Hay que aprender a vivir «en soledad», y curtirse en ella, hasta hacerla algo familiar. Y es que muchas circunstancias en la vida van a exigir que sepamos vivir en soledad. En tiempo de guerra, desde luego; pero también en tiempo de paz, para huir de la hostilidad, o de la inhospitalidad, del aborregamiento y embrutecimiento sociales. «En soledad» comienza el prisionero de la caverna su marcha. «En soledad» la modernidad descubre el cogito. «En soledad» se armó el Tractatus, y escribió Abejas de cristal. Son actos de renuncia, de reclusión voluntaria, de torsión antinatural hacia el fondo de uno mismo. La soledad es término, pero también comienzo de algo. ¿Por qué no hay escuelas que enseñen a «vivir en soledad»? ¿Por qué no se hace escuela de la soledad? En tiempos de desasosiego, la soledad es refugio, lugar, oxígeno. De ahí que convenga tenerlo bien armado, contra ventiscas y vendavales. Hay quienes huyen de la soledad como de la peste. Incluso señalan a los solitarios como los apestados, o inadaptados. Pero quien sabe «vivir en soledad» se hace capaz de soportar la incomprensión, y el derrotismo de los más desasosegados.

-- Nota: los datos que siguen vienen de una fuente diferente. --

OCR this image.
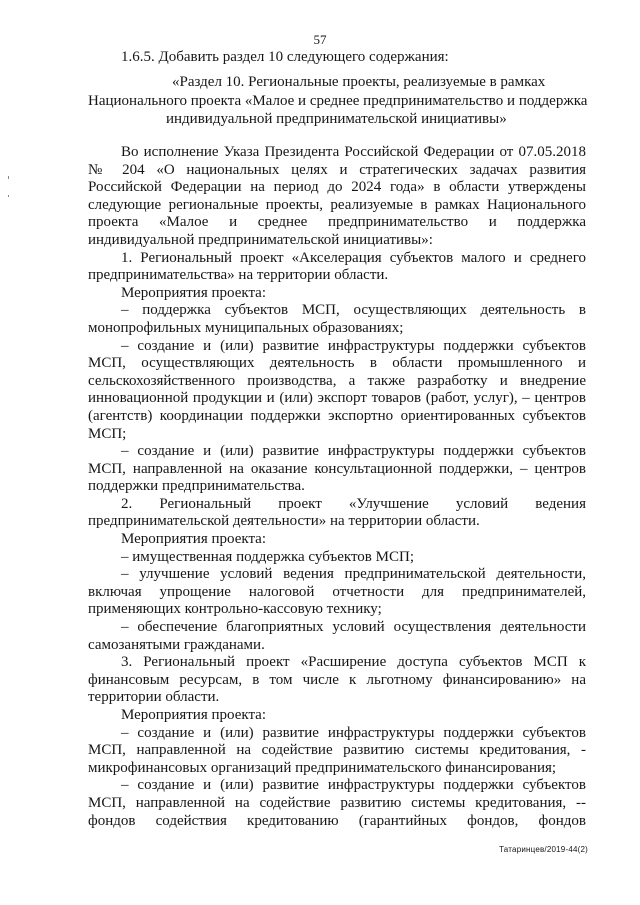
57
1.6.5. Добавить раздел 10 следующего содержания:
«Раздел 10. Региональные проекты, реализуемые в рамках
Национального проекта «Малое и среднее предпринимательство и поддержка
индивидуальной предпринимательской инициативы»

Во исполнение Указа Президента Российской Федерации от 07.05.2018 № 204 «О национальных целях и стратегических задачах развития Российской Федерации на период до 2024 года» в области утверждены следующие региональные проекты, реализуемые в рамках Национального проекта «Малое и среднее предпринимательство и поддержка индивидуальной предпринимательской инициативы»:

1. Региональный проект «Акселерация субъектов малого и среднего предпринимательства» на территории области.

Мероприятия проекта:

– поддержка субъектов МСП, осуществляющих деятельность в монопрофильных муниципальных образованиях;

– создание и (или) развитие инфраструктуры поддержки субъектов МСП, осуществляющих деятельность в области промышленного и сельскохозяйственного производства, а также разработку и внедрение инновационной продукции и (или) экспорт товаров (работ, услуг), – центров (агентств) координации поддержки экспортно ориентированных субъектов МСП;

– создание и (или) развитие инфраструктуры поддержки субъектов МСП, направленной на оказание консультационной поддержки, – центров поддержки предпринимательства.

2. Региональный проект «Улучшение условий ведения предпринимательской деятельности» на территории области.

Мероприятия проекта:

– имущественная поддержка субъектов МСП;

– улучшение условий ведения предпринимательской деятельности, включая упрощение налоговой отчетности для предпринимателей, применяющих контрольно-кассовую технику;

– обеспечение благоприятных условий осуществления деятельности самозанятыми гражданами.

3. Региональный проект «Расширение доступа субъектов МСП к финансовым ресурсам, в том числе к льготному финансированию» на территории области.

Мероприятия проекта:

– создание и (или) развитие инфраструктуры поддержки субъектов МСП, направленной на содействие развитию системы кредитования, - микрофинансовых организаций предпринимательского финансирования;

– создание и (или) развитие инфраструктуры поддержки субъектов МСП, направленной на содействие развитию системы кредитования, -- фондов содействия кредитованию (гарантийных фондов, фондов

Татаринцев/2019-44(2)
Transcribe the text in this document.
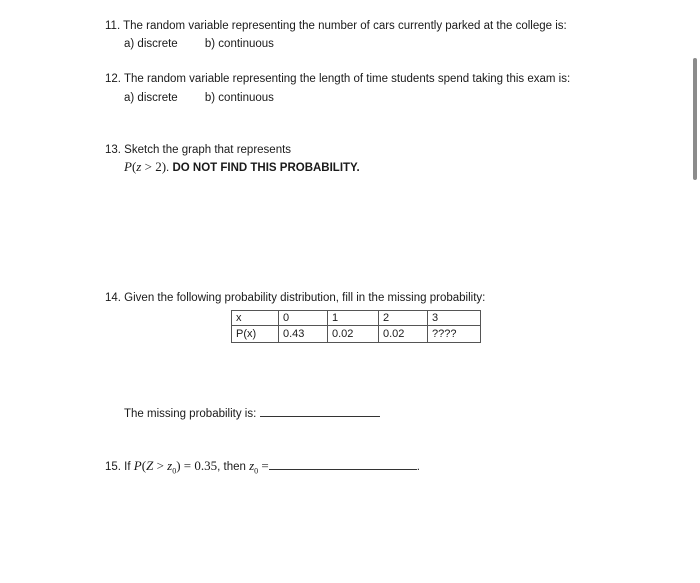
11. The random variable representing the number of cars currently parked at the college is:
a) discrete b) continuous
12. The random variable representing the length of time students spend taking this exam is:
a) discrete b) continuous
13. Sketch the graph that represents
P(z > 2). DO NOT FIND THIS PROBABILITY.
14. Given the following probability distribution, fill in the missing probability:
x	0	1	2	3
P(x)	0.43	0.02	0.02	????
The missing probability is:
15. If $P(Z > z_0) = 0.35$, then $z_0$ =	.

Quien hace de la soledad camino, se salva.

Vida

En un mundo apocalíptico alguien se acerca y me pregunta:

- ¿Por qué lloras?

- Lloro porque no vivo las cosas, ya que sólo las recreo y escribo. No vivo lo que vive el surfista cuando contemplo la belleza de la ola, o el ardor de los amantes cuando escribo sobre amor, o la experiencia de hacer música mientras escucho la sinfonía.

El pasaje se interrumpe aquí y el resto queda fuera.